Sementara itu, secara global, persoalan menonjol saat ini adalah derasnya desakan dan rongrongan arus liberalisme di semua sisi. Jika dulu ada perseteruan kuat antara paham sosialisme dan kapitalisme, maka kekuatan besar sekarang adalah sisi kapitalisme yang didorong oleh kuatnya rongrongan liberalisme. Paham ini terus masuk dengan berbagai metode yang menggunakan TI sebagai senjata dan titiannya. Yang digerus adalah sisi ke Indonesiaan, pelan tapi pasti itu terus didesak dan mengikuti alurnya.Konkrit dari paham ini adalah menguatnya aspek individualistis di kalangan masyarakat, sementara keguyuban dan kebersamaan mulai mengendor. Ini ancaman mendasar. Saat masyarakat lebih mengutamakan kepentingan pribadi ketimbang keserasian sosial bersama warga lain, disitulah kekuatan sudah hilang. Bersatu kita teguh, bercerai kita runtuh, maka kondisi tercerai berai inilah yang tampak nyata.
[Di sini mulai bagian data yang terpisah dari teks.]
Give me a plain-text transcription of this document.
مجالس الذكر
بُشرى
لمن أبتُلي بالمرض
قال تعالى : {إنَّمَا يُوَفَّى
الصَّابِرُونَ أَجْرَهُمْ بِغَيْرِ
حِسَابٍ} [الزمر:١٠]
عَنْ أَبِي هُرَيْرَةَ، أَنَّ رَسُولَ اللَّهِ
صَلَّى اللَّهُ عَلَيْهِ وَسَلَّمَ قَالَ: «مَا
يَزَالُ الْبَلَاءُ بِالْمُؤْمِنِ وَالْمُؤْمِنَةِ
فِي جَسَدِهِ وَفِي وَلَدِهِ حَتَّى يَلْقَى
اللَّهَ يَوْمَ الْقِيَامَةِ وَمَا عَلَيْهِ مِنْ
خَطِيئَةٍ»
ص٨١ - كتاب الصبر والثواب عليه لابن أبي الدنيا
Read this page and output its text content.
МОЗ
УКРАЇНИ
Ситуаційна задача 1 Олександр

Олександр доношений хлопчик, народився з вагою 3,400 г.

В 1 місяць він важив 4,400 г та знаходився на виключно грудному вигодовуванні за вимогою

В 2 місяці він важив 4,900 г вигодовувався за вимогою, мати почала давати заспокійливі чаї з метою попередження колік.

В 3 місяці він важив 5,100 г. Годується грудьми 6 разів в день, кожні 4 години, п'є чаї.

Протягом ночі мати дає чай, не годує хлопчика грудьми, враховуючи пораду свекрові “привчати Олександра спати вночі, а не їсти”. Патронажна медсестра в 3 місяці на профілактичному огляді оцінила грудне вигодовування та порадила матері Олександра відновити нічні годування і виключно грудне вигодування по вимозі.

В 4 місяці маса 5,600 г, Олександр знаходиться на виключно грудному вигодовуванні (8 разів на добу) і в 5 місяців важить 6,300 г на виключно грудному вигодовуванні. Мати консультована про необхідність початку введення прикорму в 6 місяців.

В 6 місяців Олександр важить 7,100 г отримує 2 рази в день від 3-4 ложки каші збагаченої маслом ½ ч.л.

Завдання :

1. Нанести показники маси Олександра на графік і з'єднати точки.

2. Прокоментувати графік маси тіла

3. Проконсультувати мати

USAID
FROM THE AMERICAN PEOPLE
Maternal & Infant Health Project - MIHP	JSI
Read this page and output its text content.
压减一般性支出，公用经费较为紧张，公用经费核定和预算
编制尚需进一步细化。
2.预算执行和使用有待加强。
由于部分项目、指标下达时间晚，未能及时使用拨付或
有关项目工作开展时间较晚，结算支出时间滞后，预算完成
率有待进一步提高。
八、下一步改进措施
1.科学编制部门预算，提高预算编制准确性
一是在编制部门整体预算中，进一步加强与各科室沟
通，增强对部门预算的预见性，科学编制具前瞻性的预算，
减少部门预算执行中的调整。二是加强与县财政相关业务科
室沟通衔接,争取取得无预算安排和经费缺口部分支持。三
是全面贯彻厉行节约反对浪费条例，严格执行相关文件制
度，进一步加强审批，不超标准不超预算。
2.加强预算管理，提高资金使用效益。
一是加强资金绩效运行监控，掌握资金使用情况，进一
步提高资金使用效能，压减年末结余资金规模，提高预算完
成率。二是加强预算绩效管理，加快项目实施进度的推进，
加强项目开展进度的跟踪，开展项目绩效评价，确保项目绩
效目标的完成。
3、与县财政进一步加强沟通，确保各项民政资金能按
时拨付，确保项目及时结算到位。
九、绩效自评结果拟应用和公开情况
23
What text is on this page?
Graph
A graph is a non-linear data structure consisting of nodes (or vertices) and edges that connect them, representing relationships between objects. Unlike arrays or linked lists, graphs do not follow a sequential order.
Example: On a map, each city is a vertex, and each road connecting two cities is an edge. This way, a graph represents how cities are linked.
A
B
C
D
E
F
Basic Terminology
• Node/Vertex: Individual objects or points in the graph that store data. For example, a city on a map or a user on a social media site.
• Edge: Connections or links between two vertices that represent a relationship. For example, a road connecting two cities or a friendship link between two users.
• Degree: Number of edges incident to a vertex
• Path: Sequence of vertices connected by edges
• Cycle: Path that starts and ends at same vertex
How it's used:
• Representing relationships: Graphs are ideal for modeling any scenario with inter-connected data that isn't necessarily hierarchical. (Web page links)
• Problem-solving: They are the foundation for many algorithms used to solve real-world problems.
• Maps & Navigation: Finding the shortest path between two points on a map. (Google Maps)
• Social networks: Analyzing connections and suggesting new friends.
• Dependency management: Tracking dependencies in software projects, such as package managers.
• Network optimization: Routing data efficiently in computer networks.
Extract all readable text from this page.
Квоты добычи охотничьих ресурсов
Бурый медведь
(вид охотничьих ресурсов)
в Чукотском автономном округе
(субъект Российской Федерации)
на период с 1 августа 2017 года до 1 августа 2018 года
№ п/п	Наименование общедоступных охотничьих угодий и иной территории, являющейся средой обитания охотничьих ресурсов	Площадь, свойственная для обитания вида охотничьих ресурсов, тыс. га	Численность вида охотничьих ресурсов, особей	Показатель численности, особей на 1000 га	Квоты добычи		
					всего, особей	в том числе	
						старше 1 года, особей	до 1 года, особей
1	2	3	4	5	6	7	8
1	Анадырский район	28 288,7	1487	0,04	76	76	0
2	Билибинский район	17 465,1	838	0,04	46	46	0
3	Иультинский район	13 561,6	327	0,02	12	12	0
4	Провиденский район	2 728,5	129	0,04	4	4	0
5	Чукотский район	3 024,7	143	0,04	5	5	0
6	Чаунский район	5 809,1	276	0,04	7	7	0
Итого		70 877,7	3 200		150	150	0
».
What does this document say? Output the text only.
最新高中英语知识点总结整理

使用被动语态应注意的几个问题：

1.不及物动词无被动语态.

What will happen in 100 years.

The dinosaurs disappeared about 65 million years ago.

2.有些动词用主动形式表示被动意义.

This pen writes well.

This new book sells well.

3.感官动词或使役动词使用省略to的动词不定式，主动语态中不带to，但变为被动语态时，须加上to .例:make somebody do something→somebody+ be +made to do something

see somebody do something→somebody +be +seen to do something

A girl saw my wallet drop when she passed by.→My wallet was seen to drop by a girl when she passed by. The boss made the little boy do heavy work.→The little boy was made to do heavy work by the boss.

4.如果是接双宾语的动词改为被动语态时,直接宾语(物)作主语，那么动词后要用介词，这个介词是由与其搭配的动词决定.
Bagi TNI AD, ini harus dilawan, bukan lagi diwaspadai, karena ia sudah menyerang. Jalinan sosial di masyarakat sudah menjadi ruang-ruang kosong. Kita yakin ruang itu masih ada, modal sosial masih kuat, tetapi tak lagi terisi dan berganti dengan ruang baru yang sebenarnya melemahkan. Masyarakat sudah masuk ke ruang baru yang isinya adalah individu-individu yang tak lagi saling percaya, semua berjalan sendiri-sendiri.
Sekilas itu tampak seperti kekuatan, padahal ia ibarat buih-buih di lautan yang tercerai berai. Disini, TNI AD harus mengambil tindakan, mengisi kembali ruang kosong, membangun lagi ikatan sosial yang masih bisa diselamatkan.